The department also said in a statement on Friday that 93 of its employees had tested positive for the virus, including 68 overseas and 25 in the U.S. Another 110 employees are awaiting the results of tests and 1,760 are self-isolating for precautionary reasons.

The department employs more than 75,000 people in the United States and 220 diplomatic missions abroad.

———

WASHINGTON — The U.S. Food and Drug Administration says hospitals can repurpose medical equipment, including devices used to treat sleep apnea, to serve as ventilators amid concerns about the national supply of the life-sustaining breathing machines.

Under the emergency step, hospitals can use anesthesia machines, CPAP devices and their components in the place of ventilators to treat patients fighting COVID-19. The agency made the regulatory changes in a series of steps this week but FDA Commissioner Stephen Hahn announced them Friday “to ease burdens on the health care system during this pandemic.”

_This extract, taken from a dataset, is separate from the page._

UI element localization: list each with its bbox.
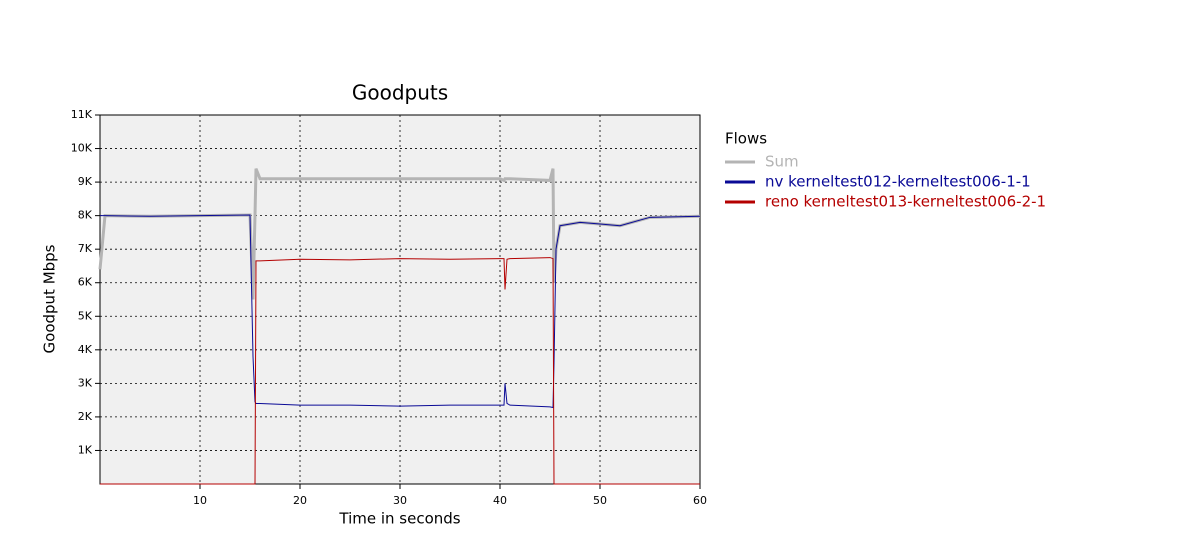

U.S. regulators have waived dozens of regulations in recent weeks to try and boost levels of critical medical supplies needed to address the coronavirus pandemic, including tests, masks, gloves and hand sanitizers.

———

GENEVA — The World Health Organization’s emergencies chief says widespread testing for coronavirus is crucial and countries should not be faulted for turning up higher numbers.

Dr. Michael Ryan appealed for a shift toward measures that allow us “to live with this virus” until a vaccine emerges.

Ryan’s comments Friday suggested a change in mindset and increased resignation at the U.N. health agency that the new coronavirus outbreak that first emerged in China late last year and now has infected over a half-million is here to stay for a while.

“At this point, no one can predict how long this epidemic is going to last,” he said at a regular WHO news conference. “We are entering and moving to an uncertain future … many countries around the world are just beginning the cycle of this epidemic.”

Ryan said the world needs to move from measures aimed to “take the heat” out of the pandemic, in favor of “much more precise targets — directed targets — that will allow us, at the very least, to live with this virus until we can develop a vaccine to get rid of it.”

———

GENEVA — With many countries initiating lockdowns, school and business closures, and other drastic measures to cut down on the spread of the new coronavirus, World Health Organization officials suggested Friday that individual liberties should be sacrificed for the greater good.

Speaking at a Geneva news conference, WHO Director-General Tedros Adhanom Ghebreyesus acknowledged that measures like limits on travel or leaving the house influence “individual human rights.”

“But this is a choice that we should make: Meaning, in order to have collective security, to be better society and to fight the virus, we give our freedom, you know, for a while.”

WHO’s emergencies chief, Dr. Michael Ryan, added that “individuals are prepared to offer a little piece of individual sovereignty in order to support the community itself.

“This sense of the one to help the many. But that must be a temporary gift,” Ryan said. “That is a gift of the individual to society, not a demand upon the individual.”

———

BRUSSELS — Belgium’s government has extended lockdown measures for two weeks, up to April 19, as it tries to limit the spread of the novel coronavirus across the country.

The measures, which were initially set to last until April 5, include the obligation for Belgian residents to stay at home, except to go to work when working from home is not possible, and to avoid contact outside of their family as much as possible.

Nonessential shops will remain closed, with access to supermarkets limited to one person per 10 square meters for a maximum of 30 minutes.

Speaking Friday after a meeting of the national security council, Prime Minister Sophie Wilmes said the lockdown could be extended for a further two weeks if necessary.

According to the latest figures released Friday, 7,284 cases of COVID-19 have been registered in Belgium, including 289 people who died.